Arriving at EU headquarters for talks on how to close loopholes in the sanctions regime and increase pressure on Russia, EU foreign policy chief Josep Borrell rejected this.

“Some European leaders have been saying that the sanctions were an error, were a mistake,” he told reporters.

“Well, I do not think it was a mistake. It is what we had to do and we will continue doing.”

Luxembourg’s foreign minister, Jean Asselborn, dismissed the idea of dropping the sanctions: “That would be fatal if we did that. It is our credibility that is at stake.

“Normally we would have to use diplomacy, the UN, to try to get this right. But we are not in a normal time. We are in a time where the laws of the jungle count.”

Since February, when Russia invaded its already partially occupied neighbour Ukraine, the EU has deployed an escalating series of six sanctions packages against Moscow.

Most oil imports have been banned since June, and diplomats are discussing a gold embargo, but many European countries remain dependent on Russian gas for their energy supplies.

Borrell and most western leaders insist that the sanctions have damaged Russia’s economy and will only get tighter if President Vladimir Putin fails to withdraw his forces from Ukraine.

But on Friday, Orban — the closest EU leader to the Kremlin and a frequent critic of Brussels — slammed the measures, arguing that Europe had “shot itself in the lungs” by hurting energy supplies.

“Brussels thought that the sanctions policy would hurt the Russians, but it hurts us more,” he said.

Borrell and the EU ministers held talks over video link with Ukraine’s foreign minister, Dmytro Kuleba, before discussing among themselves how to tighten sanctions.

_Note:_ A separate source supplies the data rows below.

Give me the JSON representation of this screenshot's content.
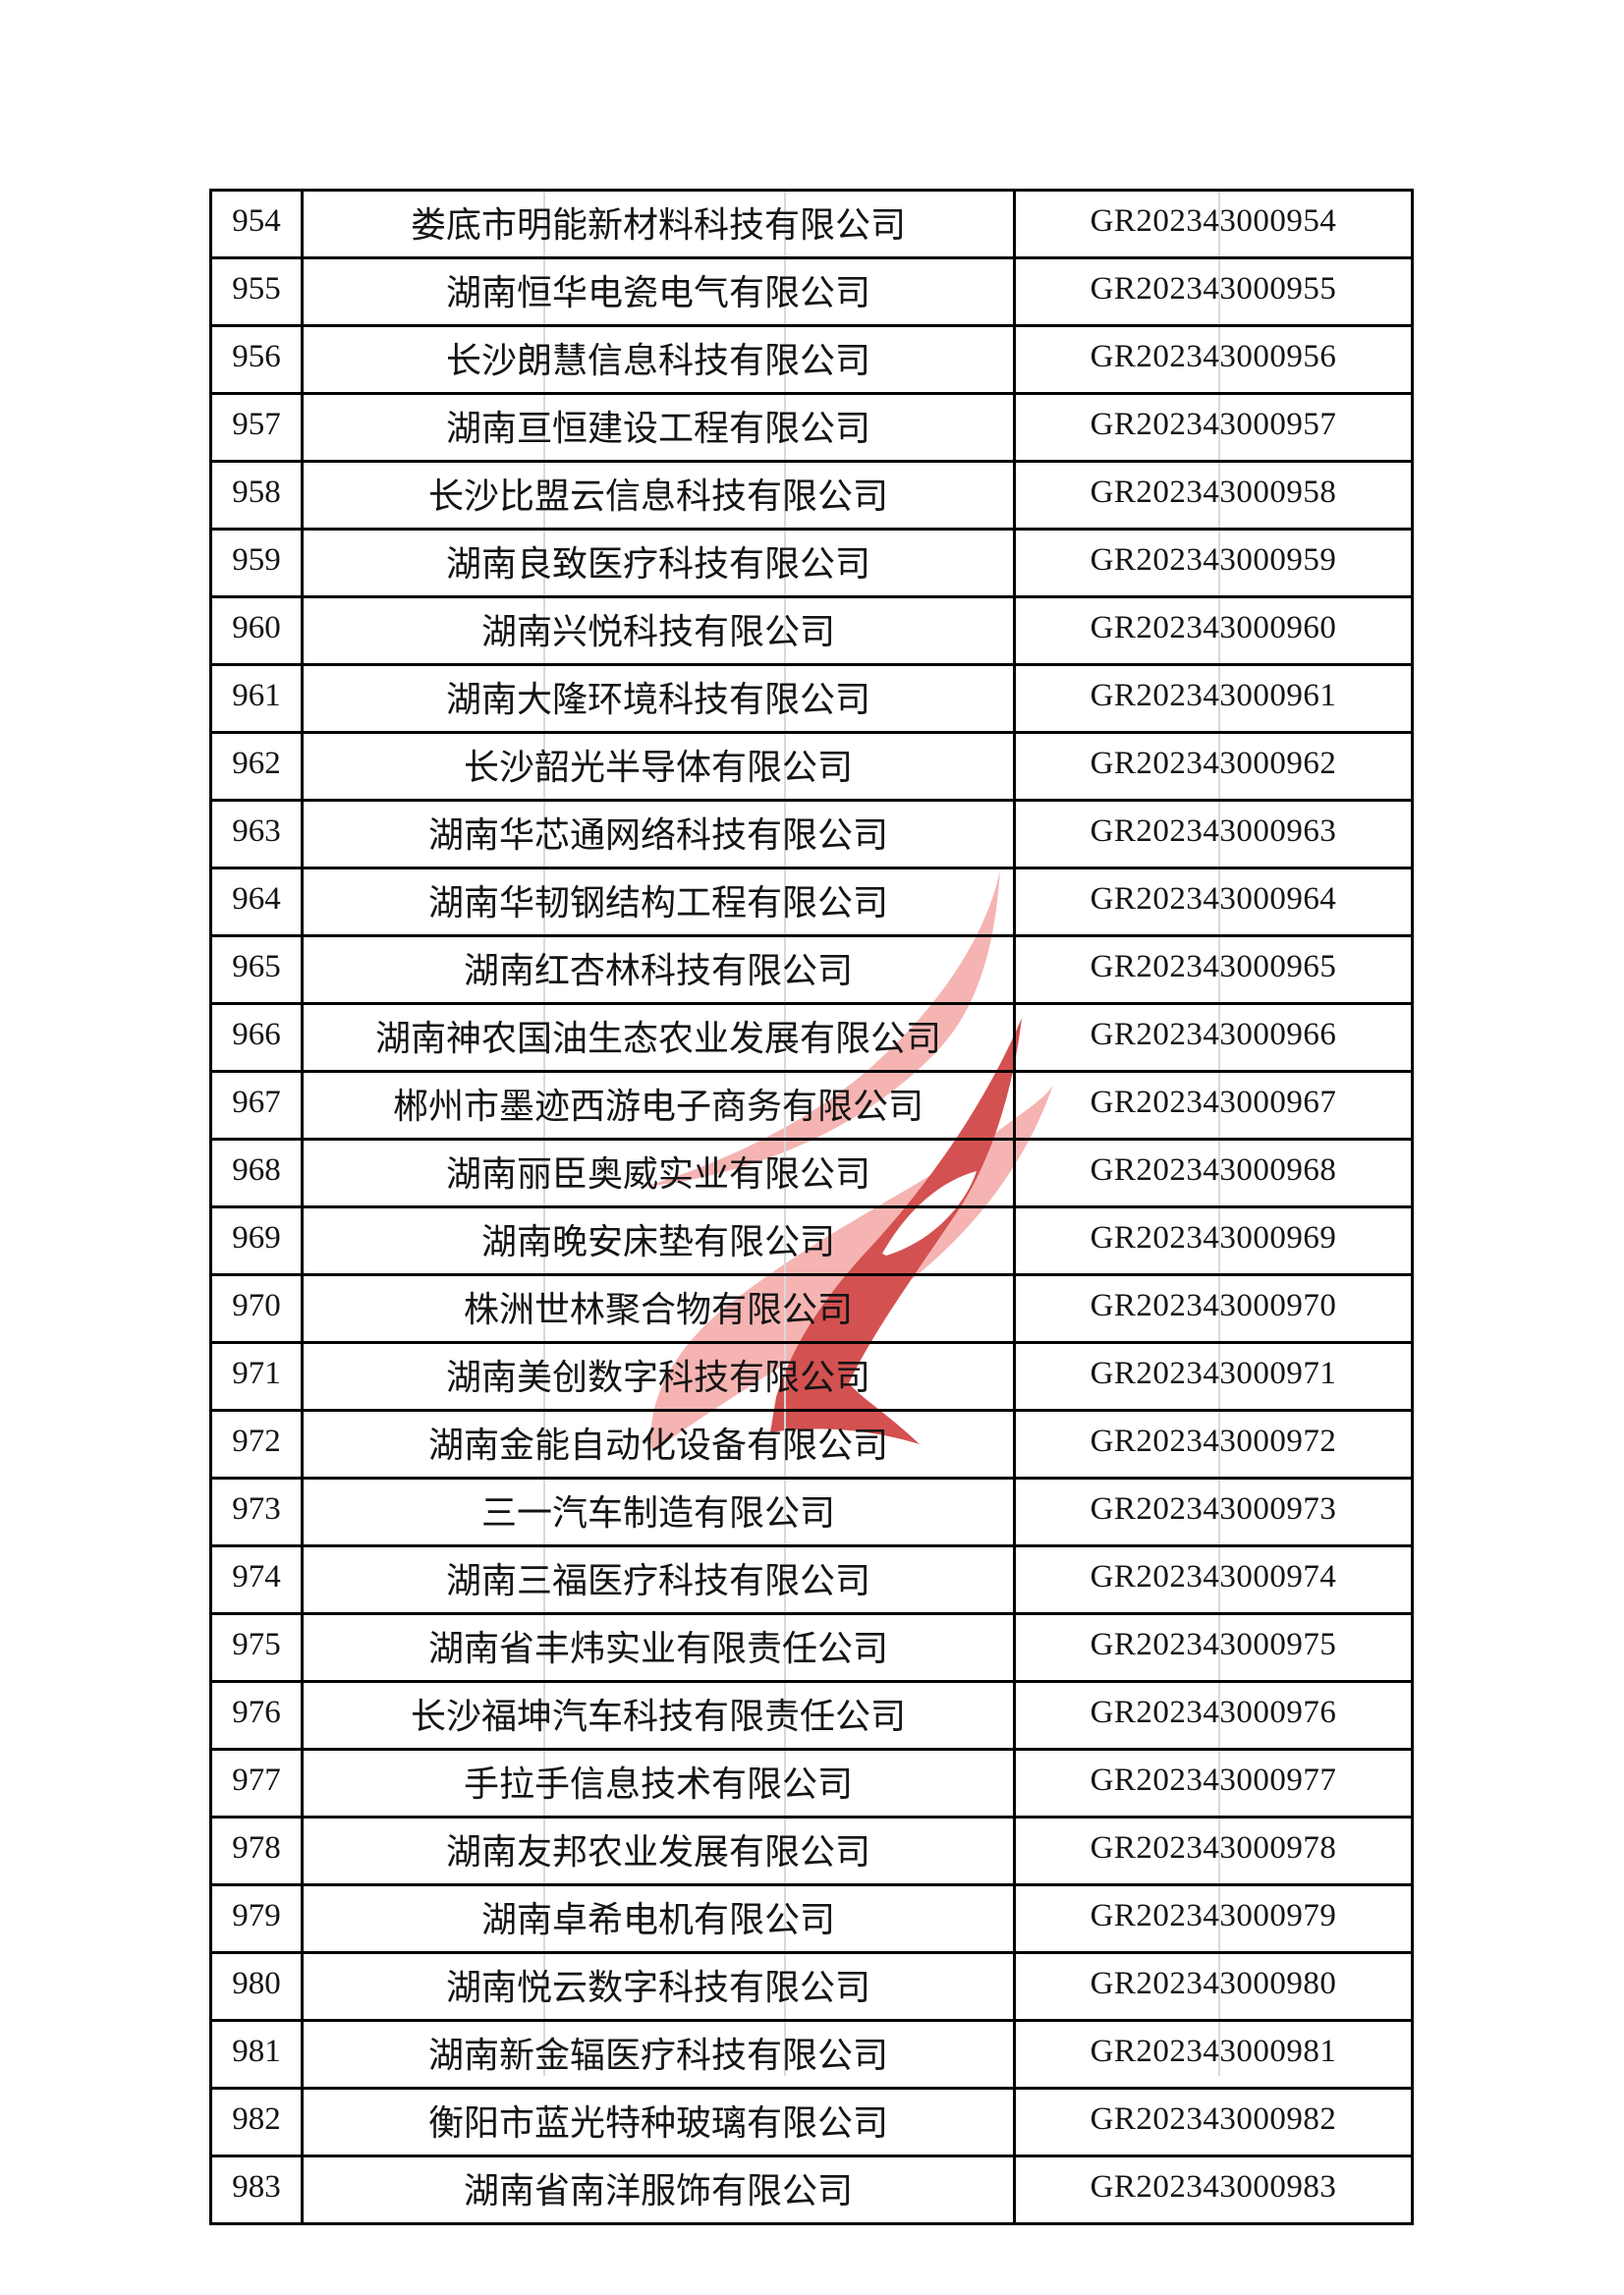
{
  "watermark": {
    "name": "high-tech-enterprise-flame-logo",
    "pink_color": "#f5b4b2",
    "red_color": "#d35150"
  },
  "table": {
    "rows": [
      {
        "no": "954",
        "company": "娄底市明能新材料科技有限公司",
        "cert": "GR202343000954"
      },
      {
        "no": "955",
        "company": "湖南恒华电瓷电气有限公司",
        "cert": "GR202343000955"
      },
      {
        "no": "956",
        "company": "长沙朗慧信息科技有限公司",
        "cert": "GR202343000956"
      },
      {
        "no": "957",
        "company": "湖南亘恒建设工程有限公司",
        "cert": "GR202343000957"
      },
      {
        "no": "958",
        "company": "长沙比盟云信息科技有限公司",
        "cert": "GR202343000958"
      },
      {
        "no": "959",
        "company": "湖南良致医疗科技有限公司",
        "cert": "GR202343000959"
      },
      {
        "no": "960",
        "company": "湖南兴悦科技有限公司",
        "cert": "GR202343000960"
      },
      {
        "no": "961",
        "company": "湖南大隆环境科技有限公司",
        "cert": "GR202343000961"
      },
      {
        "no": "962",
        "company": "长沙韶光半导体有限公司",
        "cert": "GR202343000962"
      },
      {
        "no": "963",
        "company": "湖南华芯通网络科技有限公司",
        "cert": "GR202343000963"
      },
      {
        "no": "964",
        "company": "湖南华韧钢结构工程有限公司",
        "cert": "GR202343000964"
      },
      {
        "no": "965",
        "company": "湖南红杏林科技有限公司",
        "cert": "GR202343000965"
      },
      {
        "no": "966",
        "company": "湖南神农国油生态农业发展有限公司",
        "cert": "GR202343000966"
      },
      {
        "no": "967",
        "company": "郴州市墨迹西游电子商务有限公司",
        "cert": "GR202343000967"
      },
      {
        "no": "968",
        "company": "湖南丽臣奥威实业有限公司",
        "cert": "GR202343000968"
      },
      {
        "no": "969",
        "company": "湖南晚安床垫有限公司",
        "cert": "GR202343000969"
      },
      {
        "no": "970",
        "company": "株洲世林聚合物有限公司",
        "cert": "GR202343000970"
      },
      {
        "no": "971",
        "company": "湖南美创数字科技有限公司",
        "cert": "GR202343000971"
      },
      {
        "no": "972",
        "company": "湖南金能自动化设备有限公司",
        "cert": "GR202343000972"
      },
      {
        "no": "973",
        "company": "三一汽车制造有限公司",
        "cert": "GR202343000973"
      },
      {
        "no": "974",
        "company": "湖南三福医疗科技有限公司",
        "cert": "GR202343000974"
      },
      {
        "no": "975",
        "company": "湖南省丰炜实业有限责任公司",
        "cert": "GR202343000975"
      },
      {
        "no": "976",
        "company": "长沙福坤汽车科技有限责任公司",
        "cert": "GR202343000976"
      },
      {
        "no": "977",
        "company": "手拉手信息技术有限公司",
        "cert": "GR202343000977"
      },
      {
        "no": "978",
        "company": "湖南友邦农业发展有限公司",
        "cert": "GR202343000978"
      },
      {
        "no": "979",
        "company": "湖南卓希电机有限公司",
        "cert": "GR202343000979"
      },
      {
        "no": "980",
        "company": "湖南悦云数字科技有限公司",
        "cert": "GR202343000980"
      },
      {
        "no": "981",
        "company": "湖南新金辐医疗科技有限公司",
        "cert": "GR202343000981"
      },
      {
        "no": "982",
        "company": "衡阳市蓝光特种玻璃有限公司",
        "cert": "GR202343000982"
      },
      {
        "no": "983",
        "company": "湖南省南洋服饰有限公司",
        "cert": "GR202343000983"
      }
    ]
  }
}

Kuleba, in remarks to the ministers shared with reporters, urged the EU not to give ground to Putin.

“Backing down and bowing to his demands will not work, it has never worked. This is a trap,” he said.

“I am sure that in the following weeks there will be more Kremlin-leaning voices nudging public opinion into giving Putin what he wants so that he leaves Europe alone.

“We should actively counter these narratives,” he said.

Borrell noted that EU officials are drawing up plans to ban imports of Russian gold, but added: “We do not say ‘new package’, but improving the implementation of the already existing sanctions.”

In the meantime, Russia has begun to disrupt gas supplies to Europe, threatening the energy security of countries like EU industrial powerhouse Germany.

“Russia is trying to demoralise us,” Germany’s minister of state for European affairs Anna Luehrmann said.

“We will continue to support Ukraine, both economically, politically, but also with military means,” she said. “It is very important that the sanctions are maintained.”